Nous ne présumons pas de la force de ce cri : mais ce cri, nous ne pouvons plus le retenir.

Nous le crions à l’unisson : trois voix de citoyens français , frères dans la République ; trois voix de fils du Livre, puisque chacun d’entre nous a été abreuvé à l’une ou à l’autre des traditions issues de la même source spirituelle : la juive, la chrétienne et la musulmane.

Et ces trois cris disent deux fois « no pasaras » à la haine : une fois au nom de la République ; une autre au nom d’Abraham.

Il n’y a pas de place dans la République pour les affrontements intercommunautaires, ni d’ailleurs pour les comptes et décomptes identitaires, quotas, discriminations positives ou négatives, virulents ou doucereux précurseurs de la dissolution du lien social. La citoyenneté est ce qui nous rassemble et non ce qui nous sépare. La Nation ne doit voir en nous que des personnes, mues par leur libre arbitre, adhérant aux mêmes valeurs et respectant la même loi. Nous ne voulons pas être des membres interchangeables de tribus non miscibles aux intérêts inconciliables.

Nous, le juif, le chrétien et le musulman, viscéralement attachés à la laïcité, chérissons nos traditions respectives mais entendons les préserver là où elles adoucissent nos âmes. Ne les laissons pas déborder dans la Cité et régir notre espace social, là où elles nous opposeraient.

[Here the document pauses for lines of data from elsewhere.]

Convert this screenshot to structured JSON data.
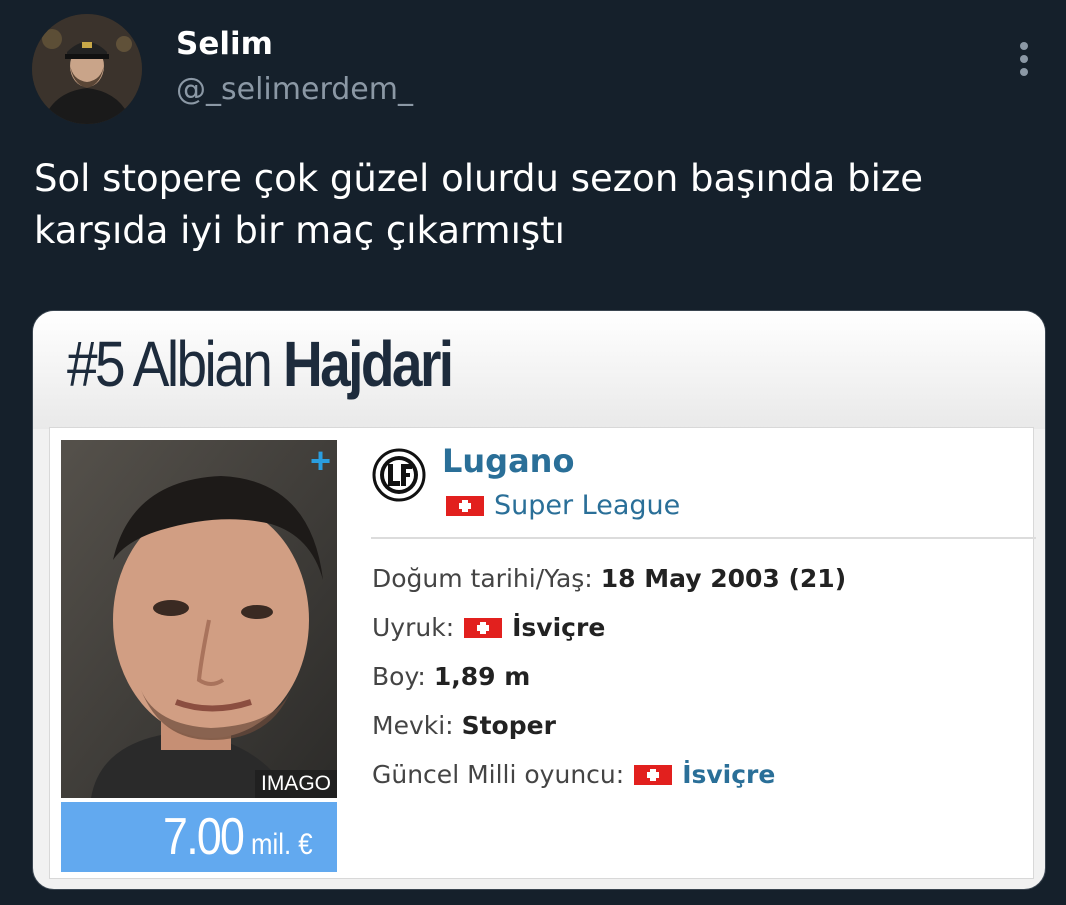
{
  "tweet": {
    "display_name": "Selim",
    "handle": "@_selimerdem_",
    "text": "Sol stopere çok güzel olurdu sezon başında bize karşıda iyi bir maç çıkarmıştı",
    "more_icon": "more-vertical-icon"
  },
  "card": {
    "title_number": "#5",
    "title_first": "Albian",
    "title_last": "Hajdari",
    "photo_credit": "IMAGO",
    "plus_icon": "+",
    "market_value": "7.00",
    "market_value_unit": "mil. €",
    "club": "Lugano",
    "league": "Super League",
    "info": {
      "birth_label": "Doğum tarihi/Yaş:",
      "birth_value": "18 May 2003 (21)",
      "nationality_label": "Uyruk:",
      "nationality_value": "İsviçre",
      "height_label": "Boy:",
      "height_value": "1,89 m",
      "position_label": "Mevki:",
      "position_value": "Stoper",
      "national_team_label": "Güncel Milli oyuncu:",
      "national_team_value": "İsviçre"
    }
  },
  "colors": {
    "background": "#15202b",
    "link": "#2a6f98",
    "value_box": "#62a9ef",
    "swiss_red": "#e2201e"
  }
}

L’histoire nous a en effet trop appris que le nom du Très Haut (et, pour les athées, ses substituts révolutionnaires) pouvait être un magnifique alibi de massacre. Le Malin n’est jamais plus diabolique que lorsqu’il revêt l’habit de l’Idéal à accomplir, de la Pureté à restaurer et de la Justice à rendre. Que de Saint-Barthélémys, de Djihads, de pogromes et de croisades perpétrés sous de pieuses bannières…

La République, nous avions follement espéré qu’elle nous immunisait contre l’empoignade intercommunautaire. Les Lumières, pensions-nous, avaient érigé une digue contre l’intolérance, contre le sombre instinct de souder un « nous » en brûlant l’autre. Ce rempart pourrait céder aux passions venues d’outre-temps, d’outre-mer et d’outre- raison.

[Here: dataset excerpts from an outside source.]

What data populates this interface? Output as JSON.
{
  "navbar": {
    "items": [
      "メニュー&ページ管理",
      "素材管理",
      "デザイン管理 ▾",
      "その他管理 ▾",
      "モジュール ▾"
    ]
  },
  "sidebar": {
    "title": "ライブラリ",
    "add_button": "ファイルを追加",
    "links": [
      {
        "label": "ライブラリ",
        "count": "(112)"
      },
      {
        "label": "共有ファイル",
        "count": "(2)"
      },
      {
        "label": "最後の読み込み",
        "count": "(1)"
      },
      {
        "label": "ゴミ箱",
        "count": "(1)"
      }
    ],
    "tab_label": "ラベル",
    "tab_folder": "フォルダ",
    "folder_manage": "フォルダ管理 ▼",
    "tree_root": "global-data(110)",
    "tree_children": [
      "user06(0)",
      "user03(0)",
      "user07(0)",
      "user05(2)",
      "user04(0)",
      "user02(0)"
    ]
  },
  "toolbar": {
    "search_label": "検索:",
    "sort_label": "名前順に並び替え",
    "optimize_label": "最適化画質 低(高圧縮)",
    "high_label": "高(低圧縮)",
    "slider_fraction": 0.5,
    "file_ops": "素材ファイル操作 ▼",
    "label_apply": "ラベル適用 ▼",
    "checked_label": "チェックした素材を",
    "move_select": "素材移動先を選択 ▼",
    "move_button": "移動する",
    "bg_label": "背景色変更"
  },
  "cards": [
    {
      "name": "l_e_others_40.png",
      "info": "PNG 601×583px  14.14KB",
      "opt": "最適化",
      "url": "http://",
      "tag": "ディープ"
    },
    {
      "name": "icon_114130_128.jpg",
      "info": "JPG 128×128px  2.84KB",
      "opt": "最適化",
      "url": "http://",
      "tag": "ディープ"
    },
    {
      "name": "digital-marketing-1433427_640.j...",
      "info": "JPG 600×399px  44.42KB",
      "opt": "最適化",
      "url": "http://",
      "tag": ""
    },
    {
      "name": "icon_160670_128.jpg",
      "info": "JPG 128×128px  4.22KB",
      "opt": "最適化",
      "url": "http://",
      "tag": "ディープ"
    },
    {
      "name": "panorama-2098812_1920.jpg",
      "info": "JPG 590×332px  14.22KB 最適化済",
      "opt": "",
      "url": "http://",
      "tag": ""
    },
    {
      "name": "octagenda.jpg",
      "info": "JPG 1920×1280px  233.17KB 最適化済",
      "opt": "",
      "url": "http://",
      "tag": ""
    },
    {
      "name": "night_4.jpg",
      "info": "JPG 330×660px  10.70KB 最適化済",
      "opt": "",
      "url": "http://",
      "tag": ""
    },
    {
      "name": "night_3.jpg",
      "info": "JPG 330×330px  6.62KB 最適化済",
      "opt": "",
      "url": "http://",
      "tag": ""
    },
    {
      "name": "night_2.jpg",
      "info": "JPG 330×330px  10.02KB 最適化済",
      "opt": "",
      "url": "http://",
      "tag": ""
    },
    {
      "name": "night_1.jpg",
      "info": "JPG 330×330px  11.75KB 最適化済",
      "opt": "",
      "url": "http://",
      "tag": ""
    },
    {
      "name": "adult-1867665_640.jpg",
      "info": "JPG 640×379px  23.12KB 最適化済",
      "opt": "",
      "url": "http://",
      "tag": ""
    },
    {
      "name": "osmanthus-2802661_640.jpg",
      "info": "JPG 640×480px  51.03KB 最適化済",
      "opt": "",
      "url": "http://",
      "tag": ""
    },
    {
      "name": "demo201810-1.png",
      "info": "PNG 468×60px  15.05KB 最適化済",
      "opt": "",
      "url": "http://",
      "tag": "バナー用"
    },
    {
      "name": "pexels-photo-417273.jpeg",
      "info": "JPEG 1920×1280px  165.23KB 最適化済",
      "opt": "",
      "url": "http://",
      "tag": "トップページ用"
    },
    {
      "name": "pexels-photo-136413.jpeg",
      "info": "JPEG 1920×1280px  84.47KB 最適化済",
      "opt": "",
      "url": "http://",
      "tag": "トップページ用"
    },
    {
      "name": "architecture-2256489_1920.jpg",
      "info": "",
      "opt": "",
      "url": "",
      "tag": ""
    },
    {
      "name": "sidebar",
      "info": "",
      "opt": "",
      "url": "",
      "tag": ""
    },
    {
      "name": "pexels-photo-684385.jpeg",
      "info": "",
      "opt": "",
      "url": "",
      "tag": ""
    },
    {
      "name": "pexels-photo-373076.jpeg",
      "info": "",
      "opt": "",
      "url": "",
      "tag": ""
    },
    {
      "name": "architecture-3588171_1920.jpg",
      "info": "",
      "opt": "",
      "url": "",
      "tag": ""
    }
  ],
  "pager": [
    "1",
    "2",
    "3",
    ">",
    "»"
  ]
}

Consolidons la digue. Faisons les piqûres de rappel. Nos immunités s’affaiblissent. Le flot des pulsions génocidaires commence à battre nos murs.

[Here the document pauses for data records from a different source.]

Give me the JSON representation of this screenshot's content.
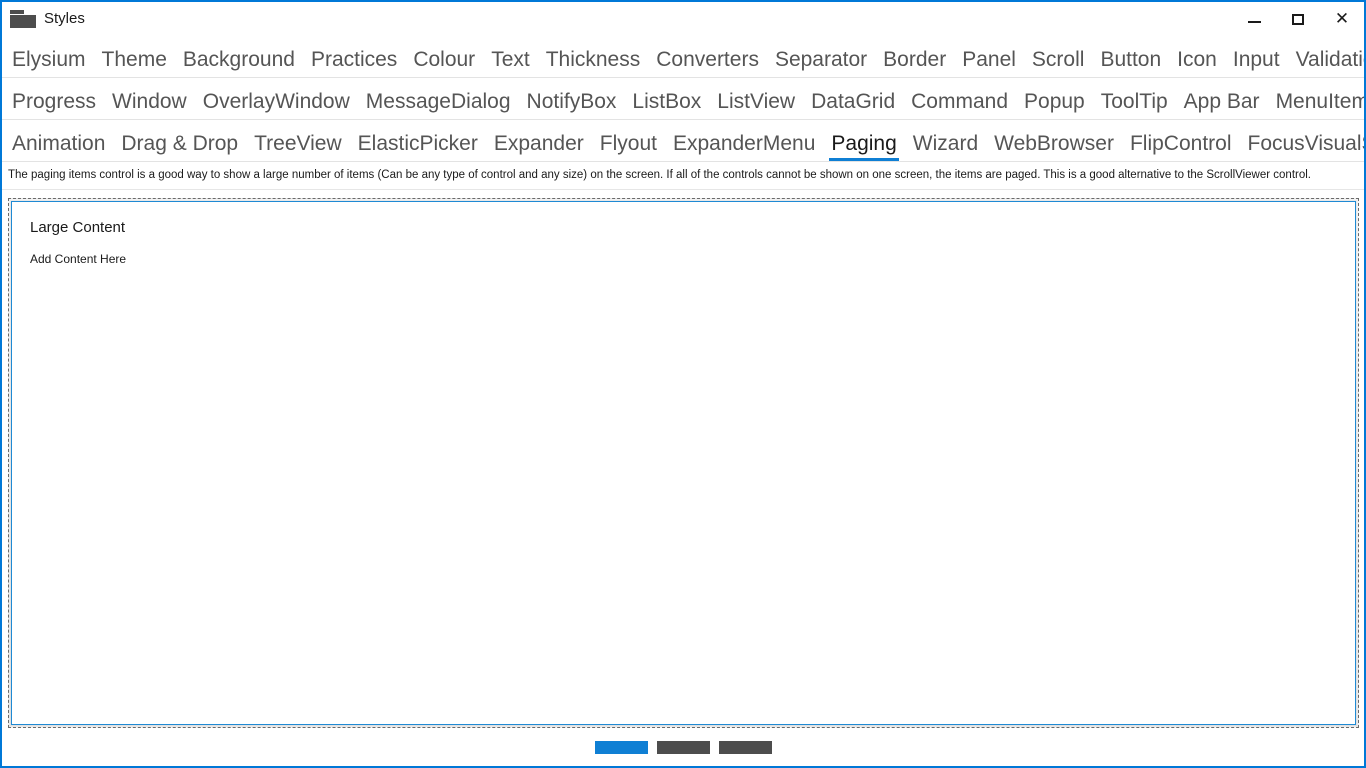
{
  "window": {
    "title": "Styles",
    "icon": "folder-icon",
    "border_color": "#0078D7",
    "controls": {
      "minimize": "minimize-icon",
      "maximize": "maximize-icon",
      "close": "✕"
    }
  },
  "tabs": {
    "selected": "Paging",
    "accent_color": "#0f7fd4",
    "rows": [
      {
        "items": [
          {
            "label": "Elysium"
          },
          {
            "label": "Theme"
          },
          {
            "label": "Background"
          },
          {
            "label": "Practices"
          },
          {
            "label": "Colour"
          },
          {
            "label": "Text"
          },
          {
            "label": "Thickness"
          },
          {
            "label": "Converters"
          },
          {
            "label": "Separator"
          },
          {
            "label": "Border"
          },
          {
            "label": "Panel"
          },
          {
            "label": "Scroll"
          },
          {
            "label": "Button"
          },
          {
            "label": "Icon"
          },
          {
            "label": "Input"
          },
          {
            "label": "Validation"
          }
        ]
      },
      {
        "items": [
          {
            "label": "Progress"
          },
          {
            "label": "Window"
          },
          {
            "label": "OverlayWindow"
          },
          {
            "label": "MessageDialog"
          },
          {
            "label": "NotifyBox"
          },
          {
            "label": "ListBox"
          },
          {
            "label": "ListView"
          },
          {
            "label": "DataGrid"
          },
          {
            "label": "Command"
          },
          {
            "label": "Popup"
          },
          {
            "label": "ToolTip"
          },
          {
            "label": "App Bar"
          },
          {
            "label": "MenuItem"
          }
        ]
      },
      {
        "items": [
          {
            "label": "Animation"
          },
          {
            "label": "Drag & Drop"
          },
          {
            "label": "TreeView"
          },
          {
            "label": "ElasticPicker"
          },
          {
            "label": "Expander"
          },
          {
            "label": "Flyout"
          },
          {
            "label": "ExpanderMenu"
          },
          {
            "label": "Paging"
          },
          {
            "label": "Wizard"
          },
          {
            "label": "WebBrowser"
          },
          {
            "label": "FlipControl"
          },
          {
            "label": "FocusVisualStyle"
          }
        ]
      }
    ]
  },
  "description": "The paging items control is a good way to show a large number of items (Can be any type of control and any size) on the screen. If all of the controls cannot be shown on one screen, the items are paged. This is a good alternative to the ScrollViewer control.",
  "paging": {
    "page_title": "Large Content",
    "page_body": "Add Content Here",
    "indicator": {
      "count": 3,
      "active_index": 0,
      "active_color": "#0f7fd4",
      "inactive_color": "#4d4d4d"
    }
  }
}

Le moins que nous puissions faire est d’éviter toute complaisance envers les affirmations agressives d’appartenance, les ostentations identitaires, les solidarités trop « naturelles », la division trop simple entre bons et méchants. Evitons aussi l’invocation pleurnicharde de préjudices historiques appelant à repentance l’indigène hexagonal et attribuant une rente de situation aux descendants patentés des victimes. Les torts historiques : façon barbare d’imputer au fils la responsabilité du père, éternel prétexte de toutes les vendettas.

Mais nous, le juif, le chrétien et le musulman rejetons encore la haine inter-religieuse au nom de la religion elle-même.

Si, en laïcs convaincus, nous ne sommes pas des défenseurs enthousiastes du catéchisme à l’école, nous pensons cependant qu’il ne faut plus faire l’impasse sur notre mémoire spirituelle collective. Nous souhaitons à nos enfants, à tous les enfants, que Moïse, Jésus et Mahomet ne soient plus des étrangers. La laïcité ne doit pas être l’antireligion. Qu’ils retiennent au moins ce fait que même nos dignitaires religieux respectifs oublient trop souvent de rappeler : juifs, chrétiens et musulmans reconnaissons le même Dieu. Celui d’Abraham. Celui dont le messager souriant, Gabriel (Gibraïl), apparaît dans la Thora, l’Evangile et le Coran. C’est le sourire de l’archange qui lie les trois parties du Livre. Ce Livre qui, selon leurs propres termes, n’a pas été déchiré mais complété par le Messie du christianisme et le prophète de l’Islam. Ce rappel sera peut-être de nature à rapprocher les cœurs de nos gosses et à apaiser les passions dans les petites têtes brunes ou blondes.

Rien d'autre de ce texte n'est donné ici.